L’article 1992 du Code civil précise en effet :

Le mandataire répond non seulement du dol, mais encore des fautes qu’il commet dans sa gestion.

Néanmoins, la responsabilité relative aux fautes est appliquée moins rigoureusement à celui dont le mandat est gratuit qu’à celui qui reçoit un salaire.
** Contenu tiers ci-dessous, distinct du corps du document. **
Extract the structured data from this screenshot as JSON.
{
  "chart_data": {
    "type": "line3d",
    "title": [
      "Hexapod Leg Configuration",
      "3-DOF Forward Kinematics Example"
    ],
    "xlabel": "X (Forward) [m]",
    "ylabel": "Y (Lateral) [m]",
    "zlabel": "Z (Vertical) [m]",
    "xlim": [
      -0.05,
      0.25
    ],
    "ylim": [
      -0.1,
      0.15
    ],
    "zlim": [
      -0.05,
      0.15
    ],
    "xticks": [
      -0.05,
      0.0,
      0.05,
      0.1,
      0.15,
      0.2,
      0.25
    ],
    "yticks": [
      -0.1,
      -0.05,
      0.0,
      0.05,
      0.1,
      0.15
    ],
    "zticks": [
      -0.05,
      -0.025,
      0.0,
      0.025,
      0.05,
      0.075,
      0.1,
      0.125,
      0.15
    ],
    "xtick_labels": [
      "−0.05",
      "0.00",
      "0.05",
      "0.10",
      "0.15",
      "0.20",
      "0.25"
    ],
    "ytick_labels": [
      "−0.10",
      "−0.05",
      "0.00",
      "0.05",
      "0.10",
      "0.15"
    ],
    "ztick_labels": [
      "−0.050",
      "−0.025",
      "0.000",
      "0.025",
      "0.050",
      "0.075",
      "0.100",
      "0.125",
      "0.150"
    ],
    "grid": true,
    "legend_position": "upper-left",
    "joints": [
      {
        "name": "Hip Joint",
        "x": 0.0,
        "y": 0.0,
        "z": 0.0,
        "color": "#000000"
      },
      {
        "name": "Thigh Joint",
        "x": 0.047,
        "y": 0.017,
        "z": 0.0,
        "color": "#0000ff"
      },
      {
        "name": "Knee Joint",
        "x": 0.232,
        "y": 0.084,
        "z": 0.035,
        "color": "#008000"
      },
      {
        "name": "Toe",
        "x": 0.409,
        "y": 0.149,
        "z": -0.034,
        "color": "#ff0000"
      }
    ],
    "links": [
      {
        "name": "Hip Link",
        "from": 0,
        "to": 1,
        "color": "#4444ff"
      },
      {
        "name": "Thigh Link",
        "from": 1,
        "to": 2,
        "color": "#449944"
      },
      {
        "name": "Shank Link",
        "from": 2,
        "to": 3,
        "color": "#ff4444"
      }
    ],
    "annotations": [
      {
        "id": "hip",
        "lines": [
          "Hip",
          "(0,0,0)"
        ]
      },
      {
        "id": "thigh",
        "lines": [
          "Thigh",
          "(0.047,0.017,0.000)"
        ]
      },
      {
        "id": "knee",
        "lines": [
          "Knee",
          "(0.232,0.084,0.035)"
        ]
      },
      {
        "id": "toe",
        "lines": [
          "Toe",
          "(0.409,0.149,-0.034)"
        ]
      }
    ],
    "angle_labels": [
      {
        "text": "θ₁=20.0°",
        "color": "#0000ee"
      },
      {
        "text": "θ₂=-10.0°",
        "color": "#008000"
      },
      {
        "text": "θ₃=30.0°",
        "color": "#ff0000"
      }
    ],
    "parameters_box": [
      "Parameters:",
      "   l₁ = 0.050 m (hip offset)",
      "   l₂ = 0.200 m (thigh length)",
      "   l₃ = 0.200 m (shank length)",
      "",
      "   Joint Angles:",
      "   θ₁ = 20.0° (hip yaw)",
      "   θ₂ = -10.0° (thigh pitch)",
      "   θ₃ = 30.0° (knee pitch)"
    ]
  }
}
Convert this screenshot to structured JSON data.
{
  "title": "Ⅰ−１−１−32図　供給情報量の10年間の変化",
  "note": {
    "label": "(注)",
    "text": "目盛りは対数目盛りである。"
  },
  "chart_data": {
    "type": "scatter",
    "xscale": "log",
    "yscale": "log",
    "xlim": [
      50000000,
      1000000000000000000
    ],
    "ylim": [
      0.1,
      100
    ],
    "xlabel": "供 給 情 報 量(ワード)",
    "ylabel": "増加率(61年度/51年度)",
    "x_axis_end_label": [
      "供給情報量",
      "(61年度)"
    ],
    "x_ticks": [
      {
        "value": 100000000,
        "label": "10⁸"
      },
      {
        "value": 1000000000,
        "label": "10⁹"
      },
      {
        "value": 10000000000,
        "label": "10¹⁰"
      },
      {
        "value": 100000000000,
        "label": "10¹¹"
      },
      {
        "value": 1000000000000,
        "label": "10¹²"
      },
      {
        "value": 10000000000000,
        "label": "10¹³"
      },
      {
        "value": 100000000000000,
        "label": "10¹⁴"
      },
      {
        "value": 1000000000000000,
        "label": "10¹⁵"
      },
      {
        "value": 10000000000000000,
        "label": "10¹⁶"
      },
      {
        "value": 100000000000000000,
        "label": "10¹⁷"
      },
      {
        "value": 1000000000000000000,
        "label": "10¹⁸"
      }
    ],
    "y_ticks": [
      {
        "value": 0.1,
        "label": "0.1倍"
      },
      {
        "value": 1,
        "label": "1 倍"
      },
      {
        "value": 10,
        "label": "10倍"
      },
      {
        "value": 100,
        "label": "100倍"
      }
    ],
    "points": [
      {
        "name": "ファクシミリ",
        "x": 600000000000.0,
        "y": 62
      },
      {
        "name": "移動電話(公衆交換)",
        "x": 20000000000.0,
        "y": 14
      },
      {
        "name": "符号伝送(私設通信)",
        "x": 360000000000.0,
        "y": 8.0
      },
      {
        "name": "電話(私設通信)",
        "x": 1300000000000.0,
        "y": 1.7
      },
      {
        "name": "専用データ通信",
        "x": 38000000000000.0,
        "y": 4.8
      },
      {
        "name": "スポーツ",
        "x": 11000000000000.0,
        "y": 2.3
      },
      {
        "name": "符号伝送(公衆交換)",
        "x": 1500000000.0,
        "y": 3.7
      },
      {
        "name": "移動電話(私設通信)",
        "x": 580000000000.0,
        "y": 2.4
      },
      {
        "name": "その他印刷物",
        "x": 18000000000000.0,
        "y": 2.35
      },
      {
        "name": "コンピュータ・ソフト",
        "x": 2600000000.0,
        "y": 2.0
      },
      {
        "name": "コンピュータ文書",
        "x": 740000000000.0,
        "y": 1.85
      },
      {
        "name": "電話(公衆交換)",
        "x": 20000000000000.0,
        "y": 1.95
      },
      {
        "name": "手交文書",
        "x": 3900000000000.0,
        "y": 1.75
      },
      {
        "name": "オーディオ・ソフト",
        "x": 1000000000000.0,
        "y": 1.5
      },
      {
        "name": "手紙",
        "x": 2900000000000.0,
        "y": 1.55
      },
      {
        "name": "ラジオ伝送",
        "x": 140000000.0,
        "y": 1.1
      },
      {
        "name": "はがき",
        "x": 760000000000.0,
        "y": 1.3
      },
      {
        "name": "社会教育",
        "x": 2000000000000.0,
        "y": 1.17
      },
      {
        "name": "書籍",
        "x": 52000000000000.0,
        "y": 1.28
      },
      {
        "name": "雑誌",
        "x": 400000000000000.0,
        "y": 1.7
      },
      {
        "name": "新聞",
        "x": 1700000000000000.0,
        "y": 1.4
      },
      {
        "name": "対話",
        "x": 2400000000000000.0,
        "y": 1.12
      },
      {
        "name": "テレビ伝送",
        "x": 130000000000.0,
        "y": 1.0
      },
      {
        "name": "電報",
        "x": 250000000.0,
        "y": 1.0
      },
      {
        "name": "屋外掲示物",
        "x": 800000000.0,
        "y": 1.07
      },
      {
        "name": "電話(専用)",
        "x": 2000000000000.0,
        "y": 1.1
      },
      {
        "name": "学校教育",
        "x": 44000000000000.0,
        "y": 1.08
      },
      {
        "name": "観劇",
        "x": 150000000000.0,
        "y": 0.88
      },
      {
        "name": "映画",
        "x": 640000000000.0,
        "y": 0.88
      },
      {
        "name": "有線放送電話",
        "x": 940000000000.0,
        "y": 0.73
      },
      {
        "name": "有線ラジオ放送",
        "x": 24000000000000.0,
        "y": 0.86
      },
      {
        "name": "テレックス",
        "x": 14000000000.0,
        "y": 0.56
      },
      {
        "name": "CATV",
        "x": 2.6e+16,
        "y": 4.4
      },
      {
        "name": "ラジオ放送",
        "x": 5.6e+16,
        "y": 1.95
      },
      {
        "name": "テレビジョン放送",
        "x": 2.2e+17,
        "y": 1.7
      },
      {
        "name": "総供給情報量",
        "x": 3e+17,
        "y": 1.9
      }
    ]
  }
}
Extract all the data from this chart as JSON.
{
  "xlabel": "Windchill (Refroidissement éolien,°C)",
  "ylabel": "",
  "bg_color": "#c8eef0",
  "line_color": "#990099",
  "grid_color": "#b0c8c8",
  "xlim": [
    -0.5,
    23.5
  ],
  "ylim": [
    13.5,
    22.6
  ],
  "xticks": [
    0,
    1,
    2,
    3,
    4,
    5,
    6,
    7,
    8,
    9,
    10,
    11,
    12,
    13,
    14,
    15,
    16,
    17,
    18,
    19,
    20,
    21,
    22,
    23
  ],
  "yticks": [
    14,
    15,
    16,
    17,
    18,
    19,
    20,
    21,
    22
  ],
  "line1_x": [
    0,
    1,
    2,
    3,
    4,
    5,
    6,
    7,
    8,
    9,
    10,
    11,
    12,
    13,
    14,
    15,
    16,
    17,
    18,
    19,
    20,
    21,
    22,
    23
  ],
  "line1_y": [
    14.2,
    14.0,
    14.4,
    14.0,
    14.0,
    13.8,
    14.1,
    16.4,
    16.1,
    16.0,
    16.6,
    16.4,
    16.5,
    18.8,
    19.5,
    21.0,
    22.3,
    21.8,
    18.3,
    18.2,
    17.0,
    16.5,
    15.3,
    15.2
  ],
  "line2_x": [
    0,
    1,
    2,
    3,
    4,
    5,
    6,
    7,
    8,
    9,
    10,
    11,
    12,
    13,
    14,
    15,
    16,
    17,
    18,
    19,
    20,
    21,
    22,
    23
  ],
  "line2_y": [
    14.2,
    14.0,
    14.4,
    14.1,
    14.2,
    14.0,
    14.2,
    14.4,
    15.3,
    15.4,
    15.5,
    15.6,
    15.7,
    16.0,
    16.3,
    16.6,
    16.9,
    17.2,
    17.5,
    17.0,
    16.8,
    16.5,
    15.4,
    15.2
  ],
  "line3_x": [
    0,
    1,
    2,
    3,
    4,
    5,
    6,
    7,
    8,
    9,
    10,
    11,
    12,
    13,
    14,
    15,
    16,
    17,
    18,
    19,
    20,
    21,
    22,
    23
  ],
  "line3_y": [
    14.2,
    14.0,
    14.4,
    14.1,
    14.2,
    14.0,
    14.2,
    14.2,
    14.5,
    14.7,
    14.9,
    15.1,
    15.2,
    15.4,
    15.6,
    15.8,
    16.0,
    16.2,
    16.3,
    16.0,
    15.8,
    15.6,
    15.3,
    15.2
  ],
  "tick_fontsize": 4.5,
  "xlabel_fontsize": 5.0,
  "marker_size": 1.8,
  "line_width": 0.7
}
Dans pareil cas, le mandataire répond de toutes ses défaillances.

 

Dès lors, une simple faute suffit à engager sa responsabilité, Cass com, 4 février 2004, n°01-13.516, Bull civ IV, n°23.

 

Bien plus, et en ce qui concerne la charge de la preuve, la jurisprudence consacre une véritable présomption légale de faute en cas d’inexécution, la simple inexécution de la mission du mandataire le faisant présumer responsable à l’égard du mandant, Cass 1ère civ, 18 janvier 1989, n°87-16.530, Bull civ I, n°26.

 

Pèse dès lors sur le mandataire une véritable obligation de résultat d’exécution.

 

 

Il est bien évident que pèse sur l’agent immobilier une obligation d’exécution de bonne foi, qui implique que le mandataire agisse dans l’intérêt du mandant, Cass com 27 février 1996, n°94-11.241.

 

Or, pour une agence immobilière, qui se prévaut commercialement du bénéfice d’une garantie de loyers impayés,  l’exécution du mandat consiste bel et bien à trouver un locataire.

 

Mais pas n’importe locataire !

 

Il appartient à l’agent immobilier de trouver un locataire remplissant les conditions requises pour la garantie puisse s’appliquer.

 

Pèse donc sur l’agent immobilier une véritable obligation de résultat dans l’exécution de sa mission qui consiste simplement à trouver un locataire qui remplit les conditions de ressource permettant la mise en jeu de la garantie des loyers impayés.

 

Par ailleurs, et tant bien même il ne pèserait sur l’agent immobilier qu’une simple obligation de moyens, comme celui-ci le laisse à penser il n’en demeure pas moins que le mandataire se doit d’exécuter sa mission en « bon père de famille », ou encore en « professionnel avisé ».

 

Concernant la question spécifique de l’obligation de trouver un locataire répondant aux conditions de la garantie de loyers impayés, il est bien évident qu’il appartient au mandataire de trouver un locataire qui remplisse parfaitement les conditions de ressources et d’occupation.

 

L’agent immobilier, devant agir en bon père de famille, se doit également, dans le cadre de ses vérifications et investigations, corroborer l’ensemble des éléments fournis afin d’éviter justement à son mandant qu’il soit la victime de personnes de mauvaise foi ou qui n’auraient pas dit toute la vérité.

 

Ainsi, l’agent immobilier est tenu d’une obligation de conseil en vertu de laquelle il doit recueillir toutes indications sur tout ce qui peut faire obstacle à la signature de l’acte et à sa parfaite exécution, CA Dijon, 1ère ch, 7 janvier 1997, n°00002312/95, Deroche c/Alphimmo, Lamyline.

 

Il doit également remplir son devoir de conseil lorsque l’opération lui parait hasardeuse ou à la validité incertaine, Cass 1ère civ, 7 mars 2006, n°04-10.101.

 

La responsabilité de l’agent immobilier est reconnue par le fait pour l’agent immobilier de ne pas s’être assuré du consentement du bailleur, dès lors qu’il devait vérifier que se trouvaient réunies toutes les conditions nécessaires à l’efficacité juridique de la convention, Cass 1ère civ, 17 janvier 1995, n°92-21.193.

 

En outre, l’agent immobilier engage sa responsabilité pour ne pas avoir vérifié la solvabilité de l’acquéreur, Cass 1ère civ, 25 novembre 1997, n°96-12.235, mais également du locataire.

 

La jurisprudence sanctionne le fait de n’avoir exigé que peu quelques éléments parcellaires sans s’assurer du sérieux, de la solvabilité et des facultés contributives réelles du locataire, avec notamment le contrat de travail, les fiches de paye, l’avis d’imposition.. Cass 3ème civ, 11 février 1992, n°90-16.976 ; Cass 1ère civ, 10 février 1987, n°85-14.435.

 

Dès lors, il est bien évident que l’agent immobilier engage sa responsabilité en ne s’assurant pas de la solvabilité des locataires qu’il propose au propriétaire du bien.

 

L’agent immobilier engage donc sa responsabilité puisque ce dernier, en faisant preuve de légèreté blamable, en manquant à ses obligations de vérification, d’information et de conseil, empêchant par là même l’efficience de l’acte de bail et de la mise en jeu de la garantie des loyers impayés.